Federal Minister for Economic Affairs and Energy Peter Altmaier and Federal Minister of Education and Research Anja Karliczek today signed a Declaration of Intent with Angus Taylor, the Australian Minister for Energy, to establish the ‘Germany-Australia Hydrogen Accord’.
The German-Australian collaboration can enable the import of sustainably produced hydrogen in sizeable quantities – an important element in the effort to attain our upgraded climate targets.
said: “The Germany-Australia Hydrogen Accord is another key milestone for the German-Australian Energy Partnership. Hydrogen is not only a key enabling technology for the decarbonisation of our countries, but also paves the way for sustainable economic growth on the road to climate neutrality.
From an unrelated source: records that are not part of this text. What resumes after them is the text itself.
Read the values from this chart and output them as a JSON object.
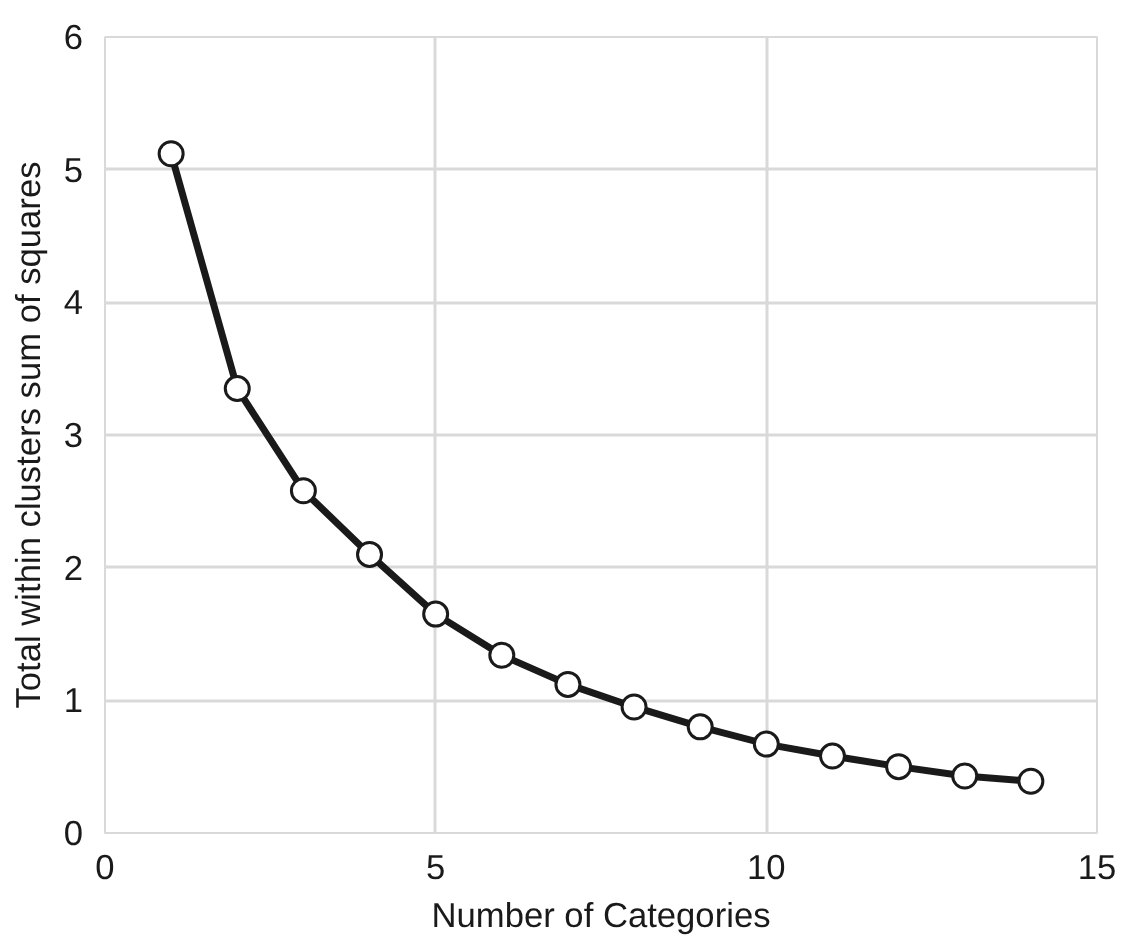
{
  "chart_data": {
    "type": "line",
    "xlabel": "Number of Categories",
    "ylabel": "Total within clusters sum of squares",
    "x": [
      1,
      2,
      3,
      4,
      5,
      6,
      7,
      8,
      9,
      10,
      11,
      12,
      13,
      14
    ],
    "series": [
      {
        "color": "#1a1a1a",
        "values": [
          5.12,
          3.35,
          2.58,
          2.1,
          1.65,
          1.34,
          1.12,
          0.95,
          0.8,
          0.67,
          0.58,
          0.5,
          0.43,
          0.39
        ]
      }
    ],
    "xlim": [
      0,
      15
    ],
    "ylim": [
      0,
      6
    ],
    "xticks": [
      0,
      5,
      10,
      15
    ],
    "yticks": [
      0,
      1,
      2,
      3,
      4,
      5,
      6
    ],
    "grid": true,
    "marker": "circle",
    "line_style": "solid"
  }
}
It is especially against this background that I welcome our cooperation in the fields of industry and trade as well as applied research and look forward to bringing the Hydrogen Accord to life. Via German-Australian hydrogen hubs, for example, we will speed up the industrial-scale production of hydrogen in Australia using German technology and discuss possibilities for cooperation within the framework of ‘H2-Global’, our new international funding instrument.”
Federal Minister of Education and Research Anja Karliczek said: “This German-Australian collaboration provides German companies with opportunities for technology exports. The HyGATE technology incubator helps us to bring together stakeholders from science and business from both countries in order to develop, demonstrate and test under real-life conditions green hydrogen technologies along the entire value chain – from generation and storage to transport and use. There is another important advantage to this partnership: a country like Australia, which has traditionally been a large-scale exporter of coal, is now creating a new, climate-friendly future for itself as it sets about ‘shipping the sunshine’, i.e. turning Australian sunlight into a practical export commodity. To support the cooperation, the Federal Ministry of Education and Research is planning to provide up to €50 million over a period of three years.”
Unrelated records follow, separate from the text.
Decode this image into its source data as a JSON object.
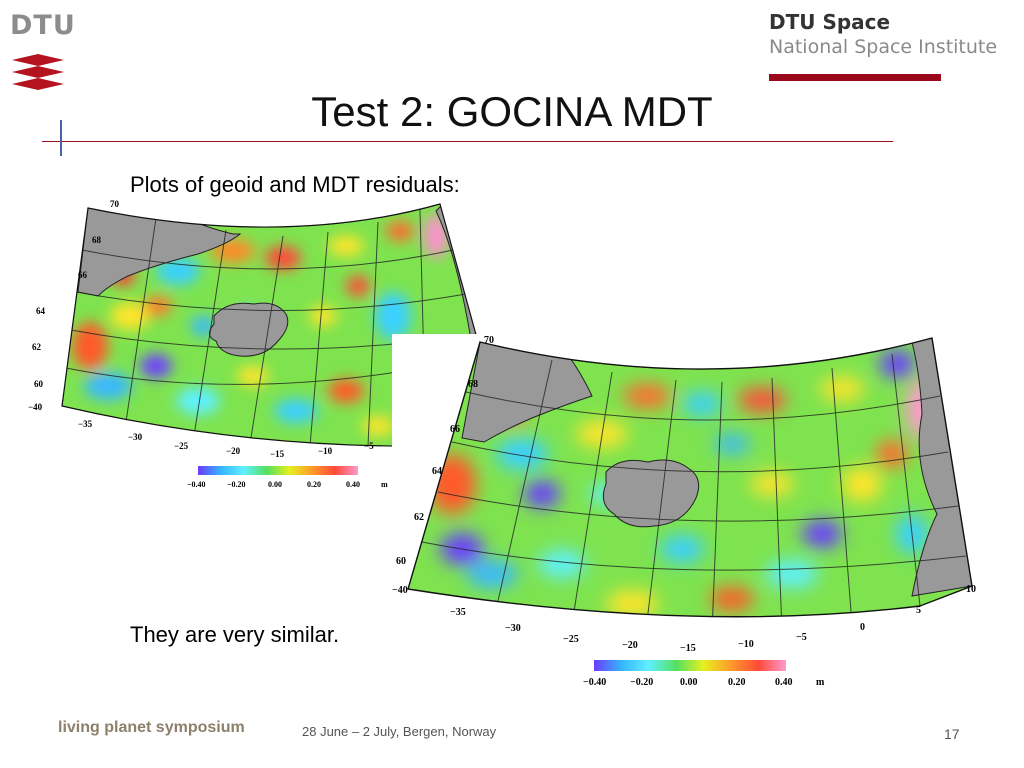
{
  "logo": {
    "text": "DTU"
  },
  "institute": {
    "name": "DTU Space",
    "subtitle": "National Space Institute"
  },
  "slide": {
    "title": "Test 2: GOCINA MDT",
    "intro": "Plots of geoid and MDT residuals:",
    "conclusion": "They are very similar."
  },
  "map_small": {
    "lat_labels": [
      "70",
      "68",
      "66",
      "64",
      "62",
      "60"
    ],
    "lon_labels": [
      "−40",
      "−35",
      "−30",
      "−25",
      "−20",
      "−15",
      "−10",
      "−5"
    ]
  },
  "map_large": {
    "lat_labels": [
      "70",
      "68",
      "66",
      "64",
      "62",
      "60"
    ],
    "lon_labels": [
      "−40",
      "−35",
      "−30",
      "−25",
      "−20",
      "−15",
      "−10",
      "−5",
      "0",
      "5",
      "10"
    ]
  },
  "colorbar": {
    "ticks": [
      "−0.40",
      "−0.20",
      "0.00",
      "0.20",
      "0.40"
    ],
    "unit": "m",
    "colors": [
      "#6a3cff",
      "#37b4ff",
      "#5ff0ff",
      "#55e060",
      "#e5f020",
      "#ff9a2a",
      "#ff4a3a",
      "#ff9ad0"
    ]
  },
  "footer": {
    "event": "living planet symposium",
    "date": "28 June – 2 July, Bergen, Norway",
    "page": "17"
  }
}
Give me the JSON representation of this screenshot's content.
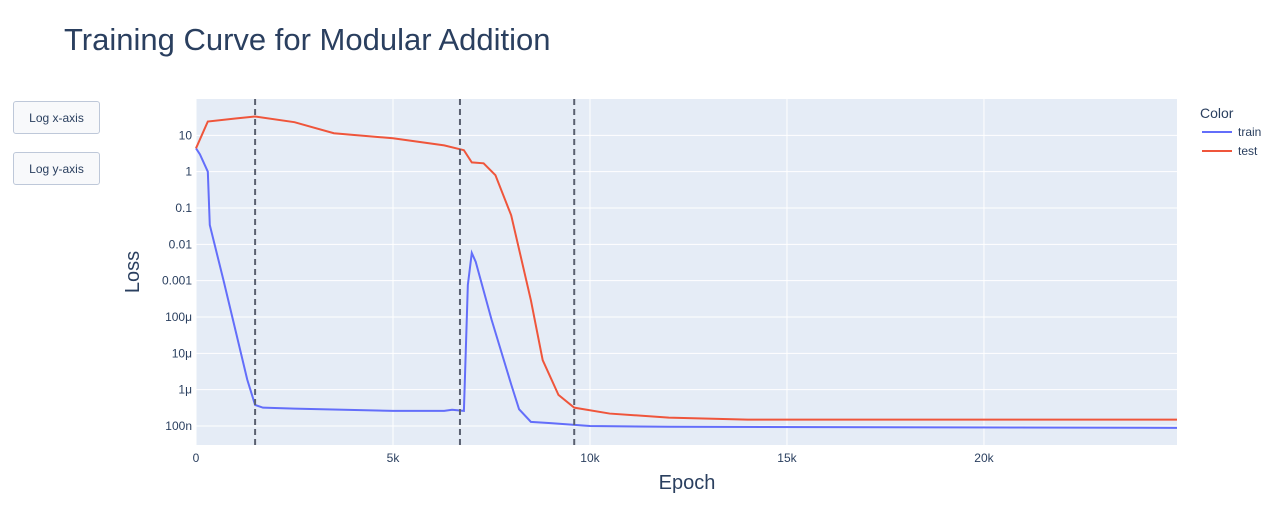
{
  "buttons": [
    "Log x-axis",
    "Log y-axis"
  ],
  "chart_data": {
    "type": "line",
    "title": "Training Curve for Modular Addition",
    "x_label": "Epoch",
    "y_label": "Loss",
    "legend_title": "Color",
    "log_y": true,
    "grid": true,
    "plot_bg": "#e5ecf6",
    "xlim": [
      0,
      24900
    ],
    "ylim": [
      3e-08,
      100
    ],
    "xticks": [
      0,
      {
        "value": 5000,
        "label": "5k"
      },
      {
        "value": 10000,
        "label": "10k"
      },
      {
        "value": 15000,
        "label": "15k"
      },
      {
        "value": 20000,
        "label": "20k"
      }
    ],
    "yticks": [
      {
        "value": 1e-07,
        "label": "100n"
      },
      {
        "value": 1e-06,
        "label": "1μ"
      },
      {
        "value": 1e-05,
        "label": "10μ"
      },
      {
        "value": 0.0001,
        "label": "100μ"
      },
      0.001,
      0.01,
      0.1,
      1,
      10
    ],
    "vlines": [
      1500,
      6700,
      9600
    ],
    "series": [
      {
        "name": "train",
        "color": "#636efa",
        "x": [
          0,
          100,
          300,
          350,
          700,
          1000,
          1300,
          1500,
          1700,
          2500,
          5000,
          6300,
          6500,
          6800,
          6900,
          7000,
          7100,
          7500,
          8000,
          8200,
          8500,
          9000,
          10000,
          12000,
          24900
        ],
        "values": [
          4.4,
          3,
          1,
          0.034,
          0.001,
          4.4e-05,
          1.9e-06,
          3.8e-07,
          3.2e-07,
          3e-07,
          2.6e-07,
          2.6e-07,
          2.8e-07,
          2.6e-07,
          0.00076,
          0.0058,
          0.0033,
          8.6e-05,
          1.4e-06,
          2.9e-07,
          1.3e-07,
          1.2e-07,
          1e-07,
          9.5e-08,
          8.9e-08
        ]
      },
      {
        "name": "test",
        "color": "#ef553b",
        "x": [
          0,
          300,
          1000,
          1500,
          2500,
          3500,
          5000,
          6300,
          6800,
          7000,
          7300,
          7600,
          8000,
          8500,
          8800,
          9200,
          9600,
          10500,
          12000,
          14000,
          24900
        ],
        "values": [
          4.4,
          24,
          29,
          33,
          23,
          11.4,
          8.3,
          5.3,
          3.9,
          1.8,
          1.7,
          0.8,
          0.063,
          0.00029,
          6.5e-06,
          7.2e-07,
          3.2e-07,
          2.2e-07,
          1.7e-07,
          1.5e-07,
          1.5e-07
        ]
      }
    ]
  }
}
The Accord is to be integrated into the activities of the existing German-Australian Energy Partnership, which places a key focus on hydrogen.
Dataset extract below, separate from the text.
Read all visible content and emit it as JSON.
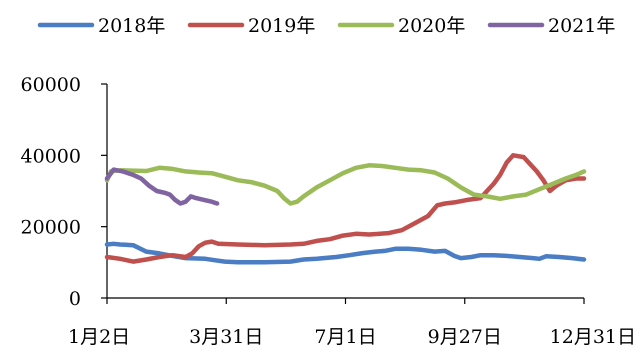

Australia has committed itself to support the cooperation by providing substantial financial resources of its own. German companies have a keen interest in participating in Australia-based hydrogen projects, for example by supplying electrolysers.
The Accord comprises three different initiatives:
1. HyGATE (under the lead responsibility of the Federal Ministry of Education and Research): co-financing of an Australian-German H2 incubator for applied research. Germany is contributing €50 million. The aim of the incubator is to develop and improve hydrogen technologies and to test them under real-life conditions before bringing them to scale.
2. Co-financing of hydrogen hubs (under the lead responsibility of the Federal Ministry for Economic Affairs and Energy): industrial-scale production of hydrogen in Australia using German technology. To be co-financed via Germany’s planned funding guideline for international hydrogen projects and Australian funding for hydrogen hubs. To support these hubs, Australia has approved a funding programme totalling AUD 275 million (€175 million). Some of these funds are to be prioritised for those hubs using German technology. In addition, a German-Australian Industry Group is to be launched in order to identify projects along the value chain which lend themselves to the planned co-financing and cooperation.
3. Cooperation on hydrogen trade (under the lead responsibility of the Federal Ministry for Economic Affairs and Energy): co-financing of an auction to be held in the context of H2-Global, which will be limited to bidders from Australia. Australia is willing to provide some €50 million to support an auction within H2-Global with the purpose of exporting Australian hydrogen (or hydrogen derivatives) to Germany.